Get them to enroll in addiction fighting programs or join groups of people who determined to overcome their addiction. Such groups are designed to support and empower one another to beat their negative addiction habits.
What to do about the Resistant Spouse
Some spouse is so resistant to the idea of joining a rehabilitation program, that an ultimatum may have to be given to make them realize the destructiveness eh addiction is having on the marriage. Don’t be afraid to apply such profitable pressure.
The addicted spouse will have to make a choice as to whether his or her marriage is more important than sticking with the drug addiction.
Allow Disconnection, if necessary
Sometimes a separation may be needed to force understanding.
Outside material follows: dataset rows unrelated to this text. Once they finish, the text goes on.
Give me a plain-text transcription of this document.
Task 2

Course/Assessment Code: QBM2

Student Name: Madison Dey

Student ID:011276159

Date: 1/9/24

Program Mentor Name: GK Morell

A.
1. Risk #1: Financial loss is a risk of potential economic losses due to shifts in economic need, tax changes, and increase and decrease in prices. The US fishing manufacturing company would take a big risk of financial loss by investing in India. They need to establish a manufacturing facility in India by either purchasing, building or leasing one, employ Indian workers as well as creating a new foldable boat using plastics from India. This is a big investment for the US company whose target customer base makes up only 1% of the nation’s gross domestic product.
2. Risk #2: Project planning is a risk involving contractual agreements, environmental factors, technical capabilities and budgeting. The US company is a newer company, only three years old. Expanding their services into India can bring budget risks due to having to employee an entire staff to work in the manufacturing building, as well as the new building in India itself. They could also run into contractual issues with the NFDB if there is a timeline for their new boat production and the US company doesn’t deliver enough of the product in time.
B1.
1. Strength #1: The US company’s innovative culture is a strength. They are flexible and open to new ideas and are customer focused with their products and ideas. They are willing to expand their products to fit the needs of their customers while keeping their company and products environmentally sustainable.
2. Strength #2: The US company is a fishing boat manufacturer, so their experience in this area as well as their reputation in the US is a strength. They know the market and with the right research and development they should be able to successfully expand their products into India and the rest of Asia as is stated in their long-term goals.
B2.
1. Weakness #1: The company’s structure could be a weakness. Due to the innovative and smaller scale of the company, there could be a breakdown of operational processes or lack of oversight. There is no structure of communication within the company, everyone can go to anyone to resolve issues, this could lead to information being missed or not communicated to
If so, be willing to allow disconnection for the sake of eventually saving your marriage and saving the life of the one you love.
Even if the marriage ends, you have made the right choice. Living with a spouse addicted to drugs without addressing the issue is a recipe for disaster. The only way to prevent such an unfortunate event is to confront the addicted spouse.
Fight for your marriage. Addiction is a disease the affect millions of Americans daily. Homes are broken, children are forsaken, and well-being is destroyed. If your spouse is affected by drugs, you must play your part in stopping this disease.